The frieze and this secluded one,
Retaining each a separate tone,
Beauty yet harmonized in grace
And contrast to the barren place.


But noting that he was discerned,
Salute the stranger made, then turned
And shy passed forth in obvious state
Of one who would keep separate.
Those cells explored, thro' dale they paced
Downward, and won Moriah's walls
And seated them. Clarel recalls
The colonnades that Herod traced—
Herod, magnific Idumæan—
In marble along the mountain flank:
Column on column, rank on rank
Above the valley Tyropœon.
Eastward, in altitude they view
Across Jehoshaphat, a crag
Of sepulchers and huts. Thereto
They journey. But awhile they lag
Beneath, to mark the tombs in row
Pierced square along the gloomy steep
In beetling broadside, and with show
Of port-holes in black battle-ship.
They climb; and Clarel turning saw
Their late resort, the hill of law—
Moriah, above the Kedron's bed;
And, turreting his aged head,
The angle of King David's wall—
Acute seen here, here too best scanned,
As 'twere that cliff, tho' not so tall,
Nor tempest-sculptured therewithal,
Envisaged in Franconian land,
The marvel of the Pass.
A call he hears behind, in note
Familiar, being man's; remote
No less, and strange in hollowed tone
As 'twere a voice from out the tomb.


A tomb it is; and he in gloom
Of porch there biddeth them begone.
Clings to his knee a toddling one
Bewildered poising in wee hand
A pictured page—Nehemiah's boon—
He passive in the sun at stand.
Morosely then the Arab turns,
Snatches the gift, and drops and spurns.
As down now from the crag they wend
Reverted glance see Clarel lend:
Thou guest of Death, which in his house
Sleep'st nightly, mayst thou not espouse
His daughter, Peace?
Aslant they come
Where, hid in shadow of the rocks,
Stone steps descend unto Siloam.
Proof to the fervid noon-day tide
Reflected from the glen's steep side,
Moist ledge with ledge here interlocks,
Vaulting a sunken grotto deep.
Down there, as quiet as in sleep,
Anew the stranger they descried
Sitting upon a step full low,
Watching the fountain's troubled tide
Which after ebb began to flow,
Gurgling from viewless caves. The lull
Broke by the flood is wonderful.
Science explains it.
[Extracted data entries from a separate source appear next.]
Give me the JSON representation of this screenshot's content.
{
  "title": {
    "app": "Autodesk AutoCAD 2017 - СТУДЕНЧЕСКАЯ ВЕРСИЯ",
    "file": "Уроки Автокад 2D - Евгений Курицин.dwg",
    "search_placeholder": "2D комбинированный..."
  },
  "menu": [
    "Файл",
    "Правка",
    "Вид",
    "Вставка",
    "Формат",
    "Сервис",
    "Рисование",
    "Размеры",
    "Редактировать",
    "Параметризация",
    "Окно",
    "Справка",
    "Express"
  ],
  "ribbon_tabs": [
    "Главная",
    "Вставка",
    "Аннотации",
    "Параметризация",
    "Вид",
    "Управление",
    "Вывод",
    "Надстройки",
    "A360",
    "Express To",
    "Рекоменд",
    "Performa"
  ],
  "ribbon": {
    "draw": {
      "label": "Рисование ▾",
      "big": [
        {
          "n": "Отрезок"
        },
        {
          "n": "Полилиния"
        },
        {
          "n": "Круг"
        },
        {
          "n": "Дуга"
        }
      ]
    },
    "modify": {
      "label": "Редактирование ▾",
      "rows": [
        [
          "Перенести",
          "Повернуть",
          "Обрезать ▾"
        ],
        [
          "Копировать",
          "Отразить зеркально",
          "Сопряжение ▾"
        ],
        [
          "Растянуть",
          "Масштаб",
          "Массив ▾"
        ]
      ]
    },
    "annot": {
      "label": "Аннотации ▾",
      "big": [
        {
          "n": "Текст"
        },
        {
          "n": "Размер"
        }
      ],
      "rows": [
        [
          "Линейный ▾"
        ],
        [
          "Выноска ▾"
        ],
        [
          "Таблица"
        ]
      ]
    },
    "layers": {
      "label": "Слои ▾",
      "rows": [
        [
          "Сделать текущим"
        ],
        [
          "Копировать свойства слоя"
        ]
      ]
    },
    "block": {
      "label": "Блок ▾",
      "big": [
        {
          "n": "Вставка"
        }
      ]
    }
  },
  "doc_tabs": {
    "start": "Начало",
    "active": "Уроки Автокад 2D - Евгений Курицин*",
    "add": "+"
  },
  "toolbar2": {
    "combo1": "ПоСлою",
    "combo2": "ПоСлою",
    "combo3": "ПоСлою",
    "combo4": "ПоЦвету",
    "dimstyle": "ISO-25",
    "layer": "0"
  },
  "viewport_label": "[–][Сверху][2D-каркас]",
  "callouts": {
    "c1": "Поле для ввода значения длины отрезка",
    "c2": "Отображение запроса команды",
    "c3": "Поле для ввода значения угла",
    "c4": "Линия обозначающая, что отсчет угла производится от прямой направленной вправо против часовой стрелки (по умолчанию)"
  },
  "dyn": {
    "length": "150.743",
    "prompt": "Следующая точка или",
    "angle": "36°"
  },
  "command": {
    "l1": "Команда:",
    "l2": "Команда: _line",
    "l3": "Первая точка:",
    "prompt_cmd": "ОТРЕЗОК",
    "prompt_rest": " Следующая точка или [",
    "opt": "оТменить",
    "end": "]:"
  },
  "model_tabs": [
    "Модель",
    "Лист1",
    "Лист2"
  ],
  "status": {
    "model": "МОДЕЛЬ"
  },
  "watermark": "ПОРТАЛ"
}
Bides no less
The true, innate mysteriousness.
Through him there might the vision flit
Of angel in Bethesda's pool
With porches five, so troubling it
That whoso bathed then was made whole?
Or, by an equal dream beguiled,
Did he but list the fountain moan


Like Ammon's in the Libyan wild.
For muse and oracle both gone?
By chance a jostled pebble there
Slipped from the surface down the stair.
It jarred—it broke the brittle spell:
Siloam was but a rural well.
Clarel who could again but shun
To obtrude on the secluded one,
Turned to depart.—“Ere yet we go,”
Said Nehemiah, “I will below:
Dim be mine eyes, more dim they grow:
I'll wash them in these waters cool,
As did the blind the Master sent,
And who came seeing from this pool;”
And down the grotto-stairs he went.
The stranger, just ascending, stood;
And, as the votary laved his eyes,
He marked, looked up, and Clarel viewed,
And they exchanged quick sympathies
Though but in glance, moved by that act
Of one whose faith transfigured fact.
A bond seemed made between them there;
And presently the trio fare
Over Kedron, and in one accord
Of quietude and chastened tone
Approach the spot, tradition's own,
For ages held the garden of Our Lord.